We have a tendency, I think (and, oh crikey, I’m guilty of this myself), to tidy things away. To pigeonhole. It is, perhaps, an Anglo-American trait. The Top Ten of This. The Top Twenty of That. This film is better than That. That film is better than This. I spent yesterday rewatching The Winslow Boy in its two incarnations, and I like them both — for different reasons. Ultimately, both are products of Rattigan’s genius. I hope you will take the time to watch both films (they’re readily available online) so that you can make up your own mind. The ‘48 version is, perhaps, the stronger of the two: the dramatic scene when Sir Robert Morton KC MP (Robert Donat) cross-examines naval cadet Ronnie Winslow (Neil North) — in many ways what the play and film are all about — is a cracking example of editing and direction, with poor Ronnie reduced to tears under Morton’s barristerial onslaught. The ‘99 version is equally subtle but more nostalgic (it’s set at Christmas), and there’s a decent period feel lacking in the anachronistic ‘48 version, backed by a suitably elegiac soundtrack from Alaric Jans, an impressive and effective pastiche in the manner of Sir Hubert Parry or Ralph Vaughan Williams.

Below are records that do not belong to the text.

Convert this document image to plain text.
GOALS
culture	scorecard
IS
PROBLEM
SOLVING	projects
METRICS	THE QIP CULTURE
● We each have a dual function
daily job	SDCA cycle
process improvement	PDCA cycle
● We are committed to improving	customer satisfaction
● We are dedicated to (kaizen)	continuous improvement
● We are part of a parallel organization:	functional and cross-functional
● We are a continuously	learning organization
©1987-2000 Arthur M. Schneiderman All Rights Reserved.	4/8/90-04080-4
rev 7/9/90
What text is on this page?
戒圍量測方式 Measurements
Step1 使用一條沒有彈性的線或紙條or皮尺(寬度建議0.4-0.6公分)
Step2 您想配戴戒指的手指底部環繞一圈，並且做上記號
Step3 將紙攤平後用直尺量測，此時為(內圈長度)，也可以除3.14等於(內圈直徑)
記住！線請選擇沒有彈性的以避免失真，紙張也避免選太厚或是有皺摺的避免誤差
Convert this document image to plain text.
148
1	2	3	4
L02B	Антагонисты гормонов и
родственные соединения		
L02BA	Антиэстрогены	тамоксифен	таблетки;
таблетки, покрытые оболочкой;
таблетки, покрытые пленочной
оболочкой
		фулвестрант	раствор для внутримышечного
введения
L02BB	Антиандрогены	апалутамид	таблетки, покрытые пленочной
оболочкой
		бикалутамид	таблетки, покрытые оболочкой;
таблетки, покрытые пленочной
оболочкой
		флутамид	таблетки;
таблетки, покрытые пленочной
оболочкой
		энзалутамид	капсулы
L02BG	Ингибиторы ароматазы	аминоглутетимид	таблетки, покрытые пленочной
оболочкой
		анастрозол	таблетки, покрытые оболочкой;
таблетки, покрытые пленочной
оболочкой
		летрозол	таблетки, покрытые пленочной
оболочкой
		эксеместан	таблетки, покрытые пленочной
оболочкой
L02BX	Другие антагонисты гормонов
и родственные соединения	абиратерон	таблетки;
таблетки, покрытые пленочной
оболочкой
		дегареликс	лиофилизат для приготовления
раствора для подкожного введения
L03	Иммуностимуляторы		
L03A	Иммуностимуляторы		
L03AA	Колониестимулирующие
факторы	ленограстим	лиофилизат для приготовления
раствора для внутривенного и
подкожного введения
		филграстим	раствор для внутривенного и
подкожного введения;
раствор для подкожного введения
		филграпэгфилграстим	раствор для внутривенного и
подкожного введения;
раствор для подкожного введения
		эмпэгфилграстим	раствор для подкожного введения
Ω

Arthur Winslow’s fight to clear his innocent son’s name in the more general cause of individual liberty and freedom — ‘let right be done’— is deeply moving. Both films are set just before the outbreak of The Great War. They’re a nice middle-class family, the Winslows. In the original play, they live (from memory) in a South Kensington house, and in the ‘48 version, they live in a suburban villa in Wimbledon. In the ‘99 version, they’re been upgraded. Everything’s a little bit grander. There’s a shuttered Georgian house in what looks very much like Chiswick Mall, and a Drawing Room like something from a fin-de-siècle Sargent painting: Spanish screens of embossed leather, chocolate brown walls and blue and white Chinese porcelain, and Catherine Winslow (the radical, Suffragette daughter played by Rebecca Pidgeon) is engaged to John Watherstone (Aden Gillet) a cornet (i.e. subaltern or Second Lieutenant) in the Royal Horse Guards, with the Victorian Gothic splendour of Lincoln’s Inn standing in for St James’s Palace.